While the law does not give individuals the ability to sue based on the rule, nothing prevents plaintiffs from using the rule as a standard of practice against which a breach of privacy can be measured, said health care attorney Lyles.
"The government has created standards which are stratified [across the spectrum from small institutions to large]," Dr. Rosenbaum said. "However, the liability issue crosses those boundaries. You can still be sued, regardless of the size of your facility. And that's where the real danger lies."
Common sense is the key
"There's lots of easy solutions to [problems posed by the rule] if people would only think reasonably," Dr. Braithwaite said. "After all, the word 'reasonable' was used 365 times in the final rule, and they meant it."

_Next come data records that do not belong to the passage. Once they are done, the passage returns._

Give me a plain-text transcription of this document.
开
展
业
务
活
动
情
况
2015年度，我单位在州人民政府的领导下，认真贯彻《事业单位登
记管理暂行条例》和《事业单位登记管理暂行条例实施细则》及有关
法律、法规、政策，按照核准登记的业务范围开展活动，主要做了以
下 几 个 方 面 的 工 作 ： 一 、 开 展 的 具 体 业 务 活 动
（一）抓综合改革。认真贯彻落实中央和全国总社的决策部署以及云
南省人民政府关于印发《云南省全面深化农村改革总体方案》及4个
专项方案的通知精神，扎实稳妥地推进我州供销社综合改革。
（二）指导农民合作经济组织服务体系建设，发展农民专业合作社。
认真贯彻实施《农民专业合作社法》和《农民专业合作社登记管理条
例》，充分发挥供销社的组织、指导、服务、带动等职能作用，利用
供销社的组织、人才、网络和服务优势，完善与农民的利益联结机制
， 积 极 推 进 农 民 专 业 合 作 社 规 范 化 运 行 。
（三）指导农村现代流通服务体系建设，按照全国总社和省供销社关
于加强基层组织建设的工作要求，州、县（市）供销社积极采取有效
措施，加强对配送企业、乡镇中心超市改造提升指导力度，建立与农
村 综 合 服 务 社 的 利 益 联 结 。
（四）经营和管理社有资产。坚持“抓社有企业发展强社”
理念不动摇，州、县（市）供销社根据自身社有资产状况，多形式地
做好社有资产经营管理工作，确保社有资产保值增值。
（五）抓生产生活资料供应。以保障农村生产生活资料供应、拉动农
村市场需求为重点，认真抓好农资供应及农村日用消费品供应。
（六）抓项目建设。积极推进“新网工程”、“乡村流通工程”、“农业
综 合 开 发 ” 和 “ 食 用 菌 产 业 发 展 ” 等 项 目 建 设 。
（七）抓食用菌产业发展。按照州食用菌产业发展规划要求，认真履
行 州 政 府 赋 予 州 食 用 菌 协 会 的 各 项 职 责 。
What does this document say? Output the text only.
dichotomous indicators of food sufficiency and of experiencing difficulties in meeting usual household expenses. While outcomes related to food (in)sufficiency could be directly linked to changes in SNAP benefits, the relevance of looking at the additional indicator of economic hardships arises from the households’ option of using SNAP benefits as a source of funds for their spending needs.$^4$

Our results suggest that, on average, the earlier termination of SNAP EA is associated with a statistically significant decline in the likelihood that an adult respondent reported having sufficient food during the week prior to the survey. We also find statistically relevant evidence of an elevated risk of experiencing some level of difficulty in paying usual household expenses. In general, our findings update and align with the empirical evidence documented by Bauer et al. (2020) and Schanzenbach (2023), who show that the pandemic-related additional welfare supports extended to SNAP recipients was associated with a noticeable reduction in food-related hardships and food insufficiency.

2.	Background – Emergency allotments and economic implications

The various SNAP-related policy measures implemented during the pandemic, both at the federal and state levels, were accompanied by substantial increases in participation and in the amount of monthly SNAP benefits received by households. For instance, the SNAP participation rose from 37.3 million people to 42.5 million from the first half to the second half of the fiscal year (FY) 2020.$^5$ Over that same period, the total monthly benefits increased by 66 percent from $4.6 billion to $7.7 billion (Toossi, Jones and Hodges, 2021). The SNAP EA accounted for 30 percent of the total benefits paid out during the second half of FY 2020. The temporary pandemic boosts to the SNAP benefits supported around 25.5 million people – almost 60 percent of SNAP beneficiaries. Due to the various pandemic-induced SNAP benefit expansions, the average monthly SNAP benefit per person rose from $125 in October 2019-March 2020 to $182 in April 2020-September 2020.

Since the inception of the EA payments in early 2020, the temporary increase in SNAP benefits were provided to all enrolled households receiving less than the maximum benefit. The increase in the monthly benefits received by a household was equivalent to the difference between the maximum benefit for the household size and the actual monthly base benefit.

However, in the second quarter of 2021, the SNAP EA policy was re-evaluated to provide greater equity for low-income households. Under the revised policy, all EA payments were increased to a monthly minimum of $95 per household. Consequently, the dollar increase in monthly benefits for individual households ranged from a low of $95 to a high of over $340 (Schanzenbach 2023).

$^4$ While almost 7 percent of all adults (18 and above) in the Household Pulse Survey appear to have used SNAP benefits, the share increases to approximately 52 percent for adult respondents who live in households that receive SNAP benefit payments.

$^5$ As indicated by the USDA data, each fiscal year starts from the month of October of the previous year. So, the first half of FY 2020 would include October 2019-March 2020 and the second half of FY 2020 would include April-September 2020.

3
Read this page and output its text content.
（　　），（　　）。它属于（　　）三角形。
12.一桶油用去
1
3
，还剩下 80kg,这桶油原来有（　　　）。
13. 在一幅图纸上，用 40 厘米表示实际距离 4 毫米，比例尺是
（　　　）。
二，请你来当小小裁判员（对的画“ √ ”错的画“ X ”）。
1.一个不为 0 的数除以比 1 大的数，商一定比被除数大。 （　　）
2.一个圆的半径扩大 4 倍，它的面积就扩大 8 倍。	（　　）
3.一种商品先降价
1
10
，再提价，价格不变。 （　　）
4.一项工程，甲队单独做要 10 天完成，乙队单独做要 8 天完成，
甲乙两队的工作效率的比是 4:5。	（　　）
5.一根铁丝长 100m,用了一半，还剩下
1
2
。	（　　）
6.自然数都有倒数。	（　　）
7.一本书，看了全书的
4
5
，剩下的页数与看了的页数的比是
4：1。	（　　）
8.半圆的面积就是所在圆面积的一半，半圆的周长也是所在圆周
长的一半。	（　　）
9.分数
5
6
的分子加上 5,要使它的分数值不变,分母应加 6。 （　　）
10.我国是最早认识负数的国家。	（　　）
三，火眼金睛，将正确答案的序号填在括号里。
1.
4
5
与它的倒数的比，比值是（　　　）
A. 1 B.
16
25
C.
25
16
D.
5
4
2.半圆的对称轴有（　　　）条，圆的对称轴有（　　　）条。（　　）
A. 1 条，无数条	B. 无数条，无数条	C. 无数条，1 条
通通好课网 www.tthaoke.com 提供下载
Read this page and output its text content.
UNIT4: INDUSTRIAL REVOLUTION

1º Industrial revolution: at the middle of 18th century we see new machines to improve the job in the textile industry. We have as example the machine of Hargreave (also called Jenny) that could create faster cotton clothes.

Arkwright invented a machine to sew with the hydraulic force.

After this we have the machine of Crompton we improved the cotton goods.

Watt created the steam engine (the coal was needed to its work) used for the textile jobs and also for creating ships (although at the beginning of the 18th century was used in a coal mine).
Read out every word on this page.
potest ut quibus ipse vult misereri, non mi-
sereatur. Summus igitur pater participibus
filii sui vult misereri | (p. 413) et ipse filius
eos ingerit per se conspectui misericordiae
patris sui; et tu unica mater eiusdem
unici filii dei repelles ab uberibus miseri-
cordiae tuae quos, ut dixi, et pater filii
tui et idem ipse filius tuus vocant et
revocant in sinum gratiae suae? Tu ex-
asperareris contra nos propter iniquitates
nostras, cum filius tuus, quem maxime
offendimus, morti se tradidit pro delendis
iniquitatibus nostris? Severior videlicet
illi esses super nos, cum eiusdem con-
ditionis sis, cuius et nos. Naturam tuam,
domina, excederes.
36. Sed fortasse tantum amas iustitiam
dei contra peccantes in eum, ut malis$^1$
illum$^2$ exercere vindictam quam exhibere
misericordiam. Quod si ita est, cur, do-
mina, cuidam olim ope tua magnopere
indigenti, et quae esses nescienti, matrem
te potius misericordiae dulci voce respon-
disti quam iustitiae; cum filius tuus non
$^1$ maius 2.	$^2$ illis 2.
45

Consider the following approaches: While the privacy rule allows the use of patient sign-in sheets, many offices no longer have patients write down their doctor's name. That way, people won't know whether a patient is there to see an oncologist or other telltale specialist. Offices also can adopt practices to avoid confusion or complaints by requiring written requests before disclosing health information to family members, public health officials or law enforcement.
Making sure procedures are in place and that office staff are aware of them is an important part of that, Lyles said. Physicians can expect to make mistakes, but corrective actions, such as implementing new procedures, will help avoid future problems.
Ultimately, true implementation will come, more and more, as the privacy standards become a part of office routines, Goldman said. "Privacy is getting built into the practice of health care."